D&December 2017 – W2D7 – Oddities – The World Serpent Inn
This is a really tough one. The fantasy universe is full of oddities of various types and sources. In creatures we have strange beings such as the were-mole and aboleth. In magic items we have things like the belt of gender change. The list of odd planar locations seems to have no end. But there is one oddity that has endlessly fascinated me since I first came across it: The World Serpent Inn.
About the Inn
There is a TV trope referred to as the “Inn Between Worlds“. This is a place that wanders from place to place. A building that appears and disappears, seemingly at random.

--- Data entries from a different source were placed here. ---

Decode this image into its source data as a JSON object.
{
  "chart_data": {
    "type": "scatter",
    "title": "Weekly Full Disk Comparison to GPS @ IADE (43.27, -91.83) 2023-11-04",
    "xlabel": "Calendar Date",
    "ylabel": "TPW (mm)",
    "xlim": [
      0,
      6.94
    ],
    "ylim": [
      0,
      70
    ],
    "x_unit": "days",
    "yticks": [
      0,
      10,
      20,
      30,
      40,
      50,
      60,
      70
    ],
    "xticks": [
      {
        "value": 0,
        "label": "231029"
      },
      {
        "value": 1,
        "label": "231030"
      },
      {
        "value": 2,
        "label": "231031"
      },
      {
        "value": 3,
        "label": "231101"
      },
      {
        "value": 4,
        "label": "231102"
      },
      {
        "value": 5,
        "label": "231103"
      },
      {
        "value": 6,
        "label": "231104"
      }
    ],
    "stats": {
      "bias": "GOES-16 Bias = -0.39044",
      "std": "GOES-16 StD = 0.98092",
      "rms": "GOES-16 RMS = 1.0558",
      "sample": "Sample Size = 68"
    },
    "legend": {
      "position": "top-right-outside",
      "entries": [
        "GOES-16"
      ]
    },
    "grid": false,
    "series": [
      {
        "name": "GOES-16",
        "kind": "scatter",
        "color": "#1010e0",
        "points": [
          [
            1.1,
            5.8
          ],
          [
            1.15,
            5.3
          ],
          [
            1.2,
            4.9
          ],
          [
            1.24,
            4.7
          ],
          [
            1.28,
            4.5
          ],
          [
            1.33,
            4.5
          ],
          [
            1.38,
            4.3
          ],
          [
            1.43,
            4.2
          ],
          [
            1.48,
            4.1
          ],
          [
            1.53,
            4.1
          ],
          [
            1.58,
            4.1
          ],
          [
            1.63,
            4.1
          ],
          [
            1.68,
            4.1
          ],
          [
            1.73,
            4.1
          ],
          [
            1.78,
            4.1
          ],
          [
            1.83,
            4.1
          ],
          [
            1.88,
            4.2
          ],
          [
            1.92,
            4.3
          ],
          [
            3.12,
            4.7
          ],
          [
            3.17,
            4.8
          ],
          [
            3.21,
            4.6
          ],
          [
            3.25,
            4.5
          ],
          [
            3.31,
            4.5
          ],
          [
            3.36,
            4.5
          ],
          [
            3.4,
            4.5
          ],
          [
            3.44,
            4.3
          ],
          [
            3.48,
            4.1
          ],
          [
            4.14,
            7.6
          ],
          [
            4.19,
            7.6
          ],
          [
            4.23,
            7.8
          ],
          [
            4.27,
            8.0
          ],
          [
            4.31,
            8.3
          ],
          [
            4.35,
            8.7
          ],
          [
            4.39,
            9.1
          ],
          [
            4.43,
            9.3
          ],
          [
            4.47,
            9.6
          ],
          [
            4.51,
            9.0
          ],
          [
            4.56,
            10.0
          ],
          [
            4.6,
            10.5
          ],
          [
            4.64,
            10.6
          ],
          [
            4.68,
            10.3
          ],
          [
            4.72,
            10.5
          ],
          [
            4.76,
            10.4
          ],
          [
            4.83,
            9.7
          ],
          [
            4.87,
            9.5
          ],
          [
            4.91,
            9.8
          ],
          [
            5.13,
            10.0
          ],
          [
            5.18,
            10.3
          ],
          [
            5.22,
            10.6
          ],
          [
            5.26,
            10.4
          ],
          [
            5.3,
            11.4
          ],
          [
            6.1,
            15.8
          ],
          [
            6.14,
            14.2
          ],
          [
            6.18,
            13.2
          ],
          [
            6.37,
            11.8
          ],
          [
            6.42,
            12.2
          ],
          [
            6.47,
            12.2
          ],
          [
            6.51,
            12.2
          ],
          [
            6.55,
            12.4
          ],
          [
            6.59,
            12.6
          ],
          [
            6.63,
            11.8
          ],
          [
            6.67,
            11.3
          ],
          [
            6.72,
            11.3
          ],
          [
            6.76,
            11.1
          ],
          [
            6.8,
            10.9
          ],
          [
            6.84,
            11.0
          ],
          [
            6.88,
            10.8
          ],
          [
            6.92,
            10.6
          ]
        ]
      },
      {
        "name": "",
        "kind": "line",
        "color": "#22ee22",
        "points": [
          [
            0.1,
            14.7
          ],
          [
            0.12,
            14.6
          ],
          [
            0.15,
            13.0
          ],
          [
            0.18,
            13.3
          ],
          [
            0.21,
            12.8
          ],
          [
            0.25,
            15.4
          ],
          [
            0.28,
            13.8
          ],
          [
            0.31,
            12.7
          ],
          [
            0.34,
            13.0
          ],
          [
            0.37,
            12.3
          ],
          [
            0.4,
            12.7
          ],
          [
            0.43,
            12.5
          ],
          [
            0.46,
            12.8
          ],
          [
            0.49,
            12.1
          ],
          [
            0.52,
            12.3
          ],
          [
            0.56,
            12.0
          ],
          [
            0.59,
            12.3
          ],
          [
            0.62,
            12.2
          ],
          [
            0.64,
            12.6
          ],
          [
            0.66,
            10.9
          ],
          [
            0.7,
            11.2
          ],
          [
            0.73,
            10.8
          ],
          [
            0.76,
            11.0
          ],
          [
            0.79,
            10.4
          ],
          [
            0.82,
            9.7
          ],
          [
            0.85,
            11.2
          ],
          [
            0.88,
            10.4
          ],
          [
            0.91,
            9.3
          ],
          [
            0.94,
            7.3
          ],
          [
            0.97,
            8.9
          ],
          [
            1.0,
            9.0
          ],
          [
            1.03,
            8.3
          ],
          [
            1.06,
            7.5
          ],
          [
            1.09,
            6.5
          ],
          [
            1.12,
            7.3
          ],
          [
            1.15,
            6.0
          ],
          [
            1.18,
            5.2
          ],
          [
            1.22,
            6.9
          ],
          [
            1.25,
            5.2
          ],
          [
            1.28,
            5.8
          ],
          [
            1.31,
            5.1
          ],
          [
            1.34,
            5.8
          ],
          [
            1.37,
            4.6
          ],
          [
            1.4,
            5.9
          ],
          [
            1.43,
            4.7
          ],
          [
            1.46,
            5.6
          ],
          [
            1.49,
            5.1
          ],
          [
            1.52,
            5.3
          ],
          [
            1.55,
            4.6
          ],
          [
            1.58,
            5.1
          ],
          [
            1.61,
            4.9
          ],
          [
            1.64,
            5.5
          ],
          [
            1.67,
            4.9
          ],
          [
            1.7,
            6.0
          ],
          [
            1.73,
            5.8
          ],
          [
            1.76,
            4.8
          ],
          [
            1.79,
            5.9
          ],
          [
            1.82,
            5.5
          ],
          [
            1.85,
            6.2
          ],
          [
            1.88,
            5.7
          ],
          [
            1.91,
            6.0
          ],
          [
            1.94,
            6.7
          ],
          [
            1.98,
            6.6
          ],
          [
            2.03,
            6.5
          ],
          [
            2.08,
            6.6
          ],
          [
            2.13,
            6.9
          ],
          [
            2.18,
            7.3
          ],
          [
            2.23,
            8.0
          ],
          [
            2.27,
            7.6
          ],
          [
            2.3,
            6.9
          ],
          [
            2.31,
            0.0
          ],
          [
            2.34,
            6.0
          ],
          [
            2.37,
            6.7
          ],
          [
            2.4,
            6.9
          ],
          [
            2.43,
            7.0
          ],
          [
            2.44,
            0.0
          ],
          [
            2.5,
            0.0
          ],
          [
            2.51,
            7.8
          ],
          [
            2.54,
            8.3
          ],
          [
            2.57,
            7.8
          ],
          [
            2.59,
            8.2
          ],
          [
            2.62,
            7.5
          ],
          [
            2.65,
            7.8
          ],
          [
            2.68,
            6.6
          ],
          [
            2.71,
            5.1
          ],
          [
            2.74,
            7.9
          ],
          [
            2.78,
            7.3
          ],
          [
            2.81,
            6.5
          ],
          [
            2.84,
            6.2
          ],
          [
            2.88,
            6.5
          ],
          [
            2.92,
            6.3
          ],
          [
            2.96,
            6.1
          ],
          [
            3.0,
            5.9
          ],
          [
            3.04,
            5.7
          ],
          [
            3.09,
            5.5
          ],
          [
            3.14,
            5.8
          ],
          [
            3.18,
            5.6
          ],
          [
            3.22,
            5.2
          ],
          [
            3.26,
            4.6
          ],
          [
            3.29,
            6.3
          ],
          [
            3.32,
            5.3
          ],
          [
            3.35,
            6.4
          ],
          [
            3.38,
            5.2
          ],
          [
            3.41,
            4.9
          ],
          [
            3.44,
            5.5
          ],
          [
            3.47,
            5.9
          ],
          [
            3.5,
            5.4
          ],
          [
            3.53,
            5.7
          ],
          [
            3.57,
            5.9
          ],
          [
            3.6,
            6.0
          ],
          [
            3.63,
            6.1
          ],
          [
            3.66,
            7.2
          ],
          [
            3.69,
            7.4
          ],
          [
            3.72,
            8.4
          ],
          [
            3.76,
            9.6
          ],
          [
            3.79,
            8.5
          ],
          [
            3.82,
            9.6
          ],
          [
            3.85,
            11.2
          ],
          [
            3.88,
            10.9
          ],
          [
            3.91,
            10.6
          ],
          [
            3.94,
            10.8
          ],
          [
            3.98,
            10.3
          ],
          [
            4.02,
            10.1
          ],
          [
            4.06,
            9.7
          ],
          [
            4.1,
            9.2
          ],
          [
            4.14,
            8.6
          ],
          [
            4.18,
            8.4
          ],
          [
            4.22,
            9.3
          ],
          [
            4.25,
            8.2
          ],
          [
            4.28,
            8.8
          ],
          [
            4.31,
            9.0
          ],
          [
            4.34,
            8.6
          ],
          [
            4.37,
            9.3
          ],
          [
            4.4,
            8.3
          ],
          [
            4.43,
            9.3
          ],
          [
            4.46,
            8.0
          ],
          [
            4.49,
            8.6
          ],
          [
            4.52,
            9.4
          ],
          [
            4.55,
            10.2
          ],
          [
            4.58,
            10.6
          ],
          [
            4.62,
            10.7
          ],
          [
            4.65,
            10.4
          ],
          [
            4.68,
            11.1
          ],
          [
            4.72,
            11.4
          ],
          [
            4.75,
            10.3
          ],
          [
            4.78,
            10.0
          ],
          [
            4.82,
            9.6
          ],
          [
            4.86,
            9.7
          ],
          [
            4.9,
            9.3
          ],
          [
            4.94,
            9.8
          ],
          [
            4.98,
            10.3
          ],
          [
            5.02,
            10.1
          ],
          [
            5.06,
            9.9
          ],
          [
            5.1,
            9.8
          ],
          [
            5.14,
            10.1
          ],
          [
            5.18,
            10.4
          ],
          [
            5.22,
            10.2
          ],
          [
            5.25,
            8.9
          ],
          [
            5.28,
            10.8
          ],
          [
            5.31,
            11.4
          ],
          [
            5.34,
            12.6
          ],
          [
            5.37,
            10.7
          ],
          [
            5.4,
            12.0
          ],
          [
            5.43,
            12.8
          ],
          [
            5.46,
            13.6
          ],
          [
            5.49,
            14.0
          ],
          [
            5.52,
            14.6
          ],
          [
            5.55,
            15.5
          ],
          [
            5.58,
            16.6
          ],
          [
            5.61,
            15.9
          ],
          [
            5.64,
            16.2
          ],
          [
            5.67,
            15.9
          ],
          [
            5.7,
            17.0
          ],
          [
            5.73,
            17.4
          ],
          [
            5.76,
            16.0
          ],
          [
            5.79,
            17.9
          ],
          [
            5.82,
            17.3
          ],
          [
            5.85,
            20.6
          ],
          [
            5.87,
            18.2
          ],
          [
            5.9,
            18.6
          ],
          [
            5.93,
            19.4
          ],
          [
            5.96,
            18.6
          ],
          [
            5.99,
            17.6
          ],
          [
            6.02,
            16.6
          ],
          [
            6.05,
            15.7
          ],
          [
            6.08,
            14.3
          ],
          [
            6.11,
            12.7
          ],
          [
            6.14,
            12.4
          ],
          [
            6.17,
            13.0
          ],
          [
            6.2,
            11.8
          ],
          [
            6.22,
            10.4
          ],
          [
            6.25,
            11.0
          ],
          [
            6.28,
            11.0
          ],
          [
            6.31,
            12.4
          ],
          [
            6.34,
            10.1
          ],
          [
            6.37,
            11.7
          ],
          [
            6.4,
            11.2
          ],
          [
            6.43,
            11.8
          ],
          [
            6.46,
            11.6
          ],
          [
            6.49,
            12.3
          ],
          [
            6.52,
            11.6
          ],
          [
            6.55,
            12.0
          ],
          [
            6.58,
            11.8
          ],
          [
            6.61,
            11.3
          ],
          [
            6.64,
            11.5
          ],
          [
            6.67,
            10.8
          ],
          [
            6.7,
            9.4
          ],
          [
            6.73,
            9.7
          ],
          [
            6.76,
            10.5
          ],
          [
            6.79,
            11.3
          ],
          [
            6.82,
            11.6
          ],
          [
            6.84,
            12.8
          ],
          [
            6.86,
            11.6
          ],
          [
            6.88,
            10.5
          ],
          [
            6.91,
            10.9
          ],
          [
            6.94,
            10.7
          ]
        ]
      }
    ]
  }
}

It serves as a portal between worlds and in one variety or another is often used as a means of crossing over between realities. The World Serpent Inn is the D&D equivalent of it.
It’s been around since the days of AD&D and received a big treatise in Dragon Magazine #351 (which I still have around somewhere). The Inn can be used by travelers to easily get from Krynn to Greyhawk to Faerun or to just about any plane that exists in the D&D cosmology.
There’s a large common room that changes from time to time. Numerous passageways filled with doors. Some of the doors lead to rooms and some of them lead to various otherworldly destinations and times. The passageways and doors are not fixed constants, either. They seem to change at random, appearing and disappearing and changing where they lead.
The Dragon magazine article detailed a number of cool side quests and adventure hooks that could be undertaken from the Inn. One example was a door that leads to Istar just days before the gods of Krynn blasted it into oblivion.
My Usage
The Inn is something that I’ve co-opted for my own purposes within the Wyrmfang Chronicles. In my usage, the Inn has a new co-owner, Aeduin(my cleric of the Smoking Eye from the Shackled City adventure path). He has given it a permanent home on the plane that he now controls, Occipitus. Much remains the same, but there are a few notable differences.
The bartenders who work behind the bar are three medusae, sisters that he rescued from somewhere. Neither he nor they talk about the where or how of it. New patrons may wary at first, but the sisters never turn anyone to stone unless they are causing problems. They are, in effect, the bouncers.
Another change is that there are many more hallways and doors than there were previously. Aeduin has turned the Inn and the plane of Occipitus it now resides in, into a place of neutrality where friends and enemies may come to negotiate, discuss, or just drink together. Fighting is strictly prohibited. One may see elves from Silvanesti seated around a table with those from Evereska. Or mind flayers and githyanki negotiating over some piece of the Ethereal. Even the occasional avatar or demi-god may drop by for a drink or two.